Sunday, 10 September 2017

Grace

I was reading today in a well known tabloid newspaper that according to a new poll 53% of people in the UK do not identify with any religion at all. Which calls into question the significance of "Grace". Most religion revolves around God, and Grace is more often than not seen as God being merciful towards us. Thus religion involves God, which involves grace - and if so many no longer subscribe to any religion at all then the whole package becomes redundant. "Amazing Grace" has floundered.

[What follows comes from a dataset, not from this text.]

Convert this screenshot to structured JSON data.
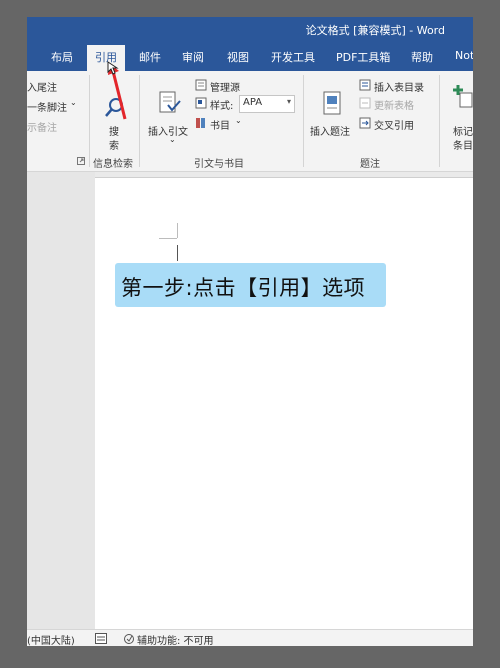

But Grace remains for me a beautiful word that suggests so much. It can suggest that the reality that we live in is ultimately benign, significant and meaningful. Even in a totally non-theistic context, the reality of grace is that all is given - not "attained" - and that we are OK just as we are. Treating ourselves as some sort of object that must needs be polished and perfected and made suitable for others to admire is a non-starter. Self-acceptance, as I see it, is at the heart of grace -  and far from this being a justification for a passive attitude it can in fact prove to be the catalyst for genuine transformation. As is acceptance of others just as they are.

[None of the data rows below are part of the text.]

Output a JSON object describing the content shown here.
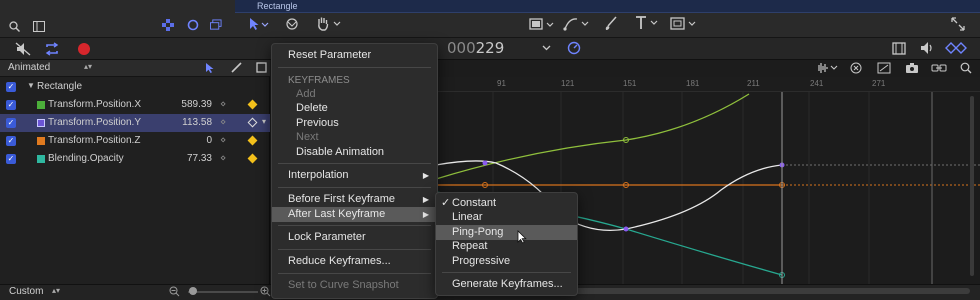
{
  "timeline": {
    "layer_name": "Rectangle"
  },
  "toolbar": {
    "timecode_prefix": "000",
    "timecode_value": "229"
  },
  "panel": {
    "filter": "Animated",
    "group": "Rectangle",
    "params": [
      {
        "name": "Transform.Position.X",
        "value": "589.39",
        "color": "#4caf3a",
        "selected": false
      },
      {
        "name": "Transform.Position.Y",
        "value": "113.58",
        "color": "#6b55d6",
        "selected": true
      },
      {
        "name": "Transform.Position.Z",
        "value": "0",
        "color": "#e07a1f",
        "selected": false
      },
      {
        "name": "Blending.Opacity",
        "value": "77.33",
        "color": "#2fb8a0",
        "selected": false
      }
    ],
    "footer_mode": "Custom"
  },
  "ruler": {
    "ticks": [
      "91",
      "121",
      "151",
      "181",
      "211",
      "241",
      "271"
    ]
  },
  "context_menu": {
    "reset": "Reset Parameter",
    "keyframes_header": "KEYFRAMES",
    "add": "Add",
    "delete": "Delete",
    "previous": "Previous",
    "next": "Next",
    "disable_animation": "Disable Animation",
    "interpolation": "Interpolation",
    "before_first": "Before First Keyframe",
    "after_last": "After Last Keyframe",
    "lock": "Lock Parameter",
    "reduce": "Reduce Keyframes...",
    "snapshot": "Set to Curve Snapshot"
  },
  "submenu": {
    "constant": "Constant",
    "linear": "Linear",
    "ping_pong": "Ping-Pong",
    "repeat": "Repeat",
    "progressive": "Progressive",
    "generate": "Generate Keyframes...",
    "checkmark": "✓"
  }
}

The beginning of love is to let those we love be perfectly themselves, and not to twist them to fit our own image. Otherwise we love only the reflection of ourselves we find in them. (Thomas Merton)


Getting back to the lack of religion, those who view this as some sort of unwelcome development - often the Clergy - then often insist that something is "missing" in our modern lives, even that the average human being is haunted by a sense of "incompleteness", even "emptiness". Personally I am happy enough as I am. Others will have to answer for themselves.



A feeling of emptiness?



Maybe in the old days religion was a means to an end; it granted the benefit of "salvation", which presupposes a particular world view. For many that world view, for good or ill, has gone. An "afterlife" makes little sense and for most seems unbelievable. Yet rather than any lack, this can be seen as an opportunity. Many so called "spiritual" people in the past have always insisted that "virtue is its own reward" ( though often looking forward to receiving one ) Now that death is thought to be the end, then what price virtue? Love, compassion, a helping hand. Such things can truly be purely for the sake of the other and not to satisfy a requirement of "faith". 


Our lives can become a means of expressing gratitude for all that we have received, not a means of ego advancement or of gaining any other benefit. This can be bolstered by a faith that we live in a Cosmos, not a chaos, that there is significance in Reality, yet a faith that does not issue in creeds or explicit beliefs but rather allows us to become free to live a full and meaningful existence in this life.